Forum Moderators: Robert Charlton & goodroi
I've tried to find more about some log entries which have referral content similar to the following:
http://www.google.com/url?&q=http://example.com/
if you use the query part ("q="), it results in a valid page being served and that happened (on the example log entry.)
In 2006 a similar question was posted in the Google Adwords forum by someone else but there were no comments.
The IP address in my log belongs to <edit> and checking for things like what services are at the address and traceroute don't seem to offer any more insight into who or what generated the log entries.
[edited by: tedster at 3:45 pm (utc) on Nov. 2, 2007]
[edit reason] removed specifics [/edit]
" Google Redirection Hole Used For Phishing ...
Google’s redirection hole is now being used as a phishing redirector. .. redirection without some way to whitelist is dangerous ... bad for your [customers] when they trust your link and go to a phishing site.."
Can someone explain what the above means? Most of the info I'm finding is from back in 2006.. has anything changed? Should we be concerned about this? If so, what is the recommended approach?
.
A similar email link trick has been using the code that trips Google's "I'm Feeling Lucky" functionality. Of course, to make that work, the phisher needs to be sure that their url is #1 for the query they use.
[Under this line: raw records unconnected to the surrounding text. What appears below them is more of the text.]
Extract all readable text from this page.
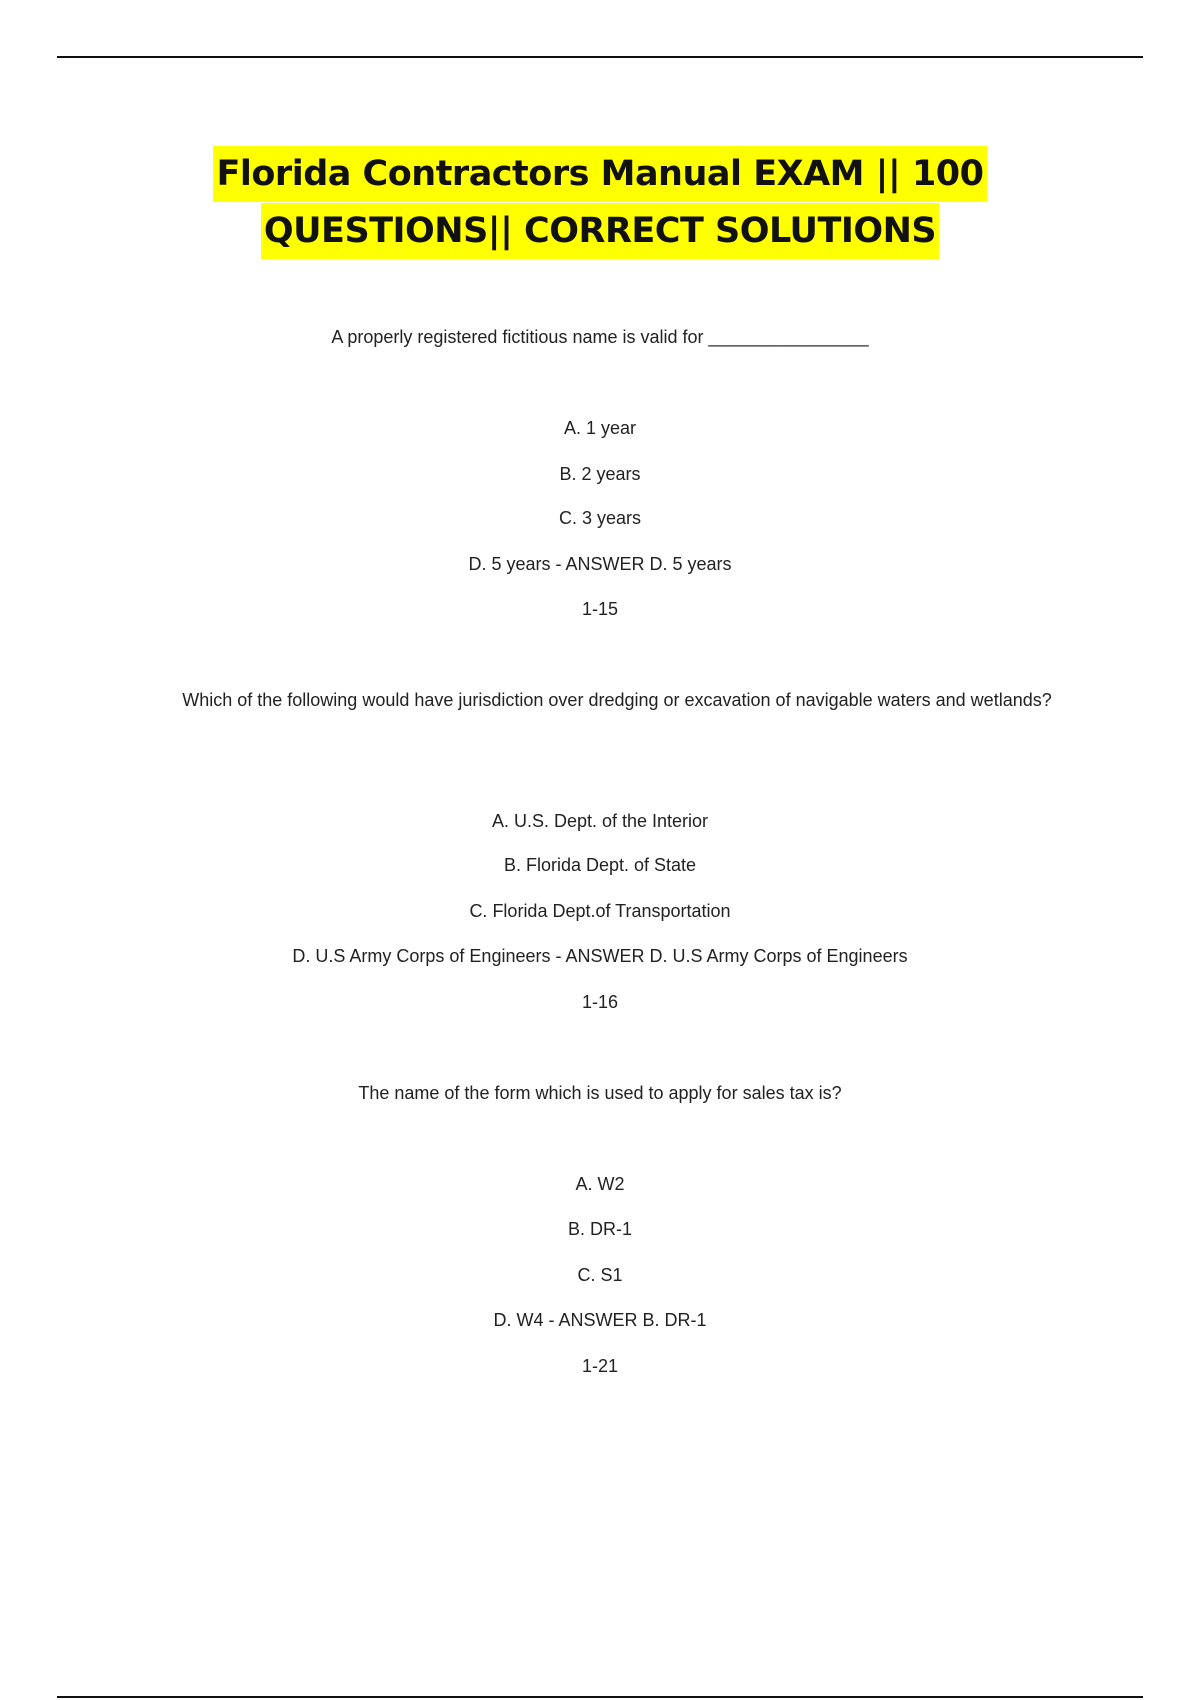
Florida Contractors Manual EXAM || 100
QUESTIONS|| CORRECT SOLUTIONS
A properly registered fictitious name is valid for ________________
A. 1 year
B. 2 years
C. 3 years
D. 5 years - ANSWER D. 5 years
1-15
Which of the following would have jurisdiction over dredging or excavation of navigable waters and wetlands?
A. U.S. Dept. of the Interior
B. Florida Dept. of State
C. Florida Dept.of Transportation
D. U.S Army Corps of Engineers - ANSWER D. U.S Army Corps of Engineers
1-16
The name of the form which is used to apply for sales tax is?
A. W2
B. DR-1
C. S1
D. W4 - ANSWER B. DR-1
1-21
More information at the SANS Institute's Internet Storm Center:
[isc.sans.org...]
So how might that Redirector link end up as a referer in YOUR server logs? I think that Redirector link takes people to a page that held an ad for your website and your visitor clicked on it. Because the traffic arrived at the referring page through the Google Redirector instead of directly, the referring url could be the Redirector version of the url.